A systematic clinical literature review 1 found evidence that high intensity zones (HIZ) on MRI scans may indicate a potential risk factor in lower back pain (LBP). The review authors suggest further studies are needed to understand the relevance of lumbar biomarkers in imaging to properly diagnose and classify LBP as it relates to HIZ.
What’s at Stake?
Various lumbar phenotypes have been identified and studied in the past to determine their effects on patients suffering from LBP. MRI is a common LBP diagnostic tool used by practitioners treating patients with LBP, but its effectiveness in identifying the sources of LBP has been questioned by researchers over the years. For three decades, the debate over whether and how imaged biomarkers may relate to LBP has remained inconclusive. This extensive literature review was conducted to seek clarity on how HIZ in MRI may indicate a reliable diagnostic tool for clinicians treating patients with LBP.
A total of 756 studies were scanned for data relating to search terms that were indicative of their usefulness to the researchers involved in this review. Six studies—five comparison studies, and one cross-sectional population-based study—were ultimately chosen for their relevance, and their data was reviewed in the context of an association between HIZ and LBP. The literature chosen was published between 2000 and 2015 and involved studies of symptomatic subjects and asymptomatic controls between the ages of 21 to 50 years of age.

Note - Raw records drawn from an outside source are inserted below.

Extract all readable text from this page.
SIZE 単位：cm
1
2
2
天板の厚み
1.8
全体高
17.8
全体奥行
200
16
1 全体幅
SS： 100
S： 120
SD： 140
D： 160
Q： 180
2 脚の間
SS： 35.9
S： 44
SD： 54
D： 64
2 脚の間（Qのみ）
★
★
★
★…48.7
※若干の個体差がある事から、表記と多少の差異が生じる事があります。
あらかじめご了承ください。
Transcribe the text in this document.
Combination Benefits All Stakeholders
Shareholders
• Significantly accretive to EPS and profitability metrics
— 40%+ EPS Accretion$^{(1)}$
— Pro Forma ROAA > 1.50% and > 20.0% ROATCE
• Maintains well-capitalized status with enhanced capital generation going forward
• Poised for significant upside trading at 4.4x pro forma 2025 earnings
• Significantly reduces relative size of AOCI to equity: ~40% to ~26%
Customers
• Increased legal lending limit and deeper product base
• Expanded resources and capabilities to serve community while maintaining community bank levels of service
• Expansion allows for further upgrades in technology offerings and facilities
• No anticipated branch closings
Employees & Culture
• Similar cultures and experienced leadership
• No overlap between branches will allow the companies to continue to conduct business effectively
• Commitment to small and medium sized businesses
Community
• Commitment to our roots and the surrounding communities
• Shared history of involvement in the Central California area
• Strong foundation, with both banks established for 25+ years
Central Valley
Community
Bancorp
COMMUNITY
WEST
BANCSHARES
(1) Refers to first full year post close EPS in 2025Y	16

Three of the comparative studies demonstrated a clinically-significant association between HIZ and LBP. In one study, over 32 percent of the patients with LBP exhibited HIZ in at least one disc. Of these patients, 5.3 percent showed multi-segmental HIZs, with 3.9 percent showing HIZs in the adjacent discs. Furthermore, 57.5 percent of the HIZs subjects had symptoms of LBP, while only .02 percent of the patients without HIZs were symptomatic. There was a correlation between higher LBP incidence and HIZs in the lower lumbar spine or with multiple HIZs, but these statistics were considered clinically-insignificant. In another study, 61 percent of patients with HIZs experienced LBP, compared to only 32 percent of those without HIZs. The median rate of HIZs was lower in subjects without LBP than in those who were symptomatic.
While the data studied in this review indicates a higher prevalence of LBP in patients with identifiable HIZs in imaging studies, other studies have found little-to-no evidence of this correlation, indicating the need for further studies and reviews on the nature of HIZs and LBP in symptomatic and asymptomatic patients.
This systematic literature review suggests an association between HIZs and LBP. However, the authors express the need for further study of the LBP pathology and HIZs morphology/topography as they relate to various spinal phenotypes to determine how variant biomarkers on MRI studies may help determine the existence and source of LBP in patients.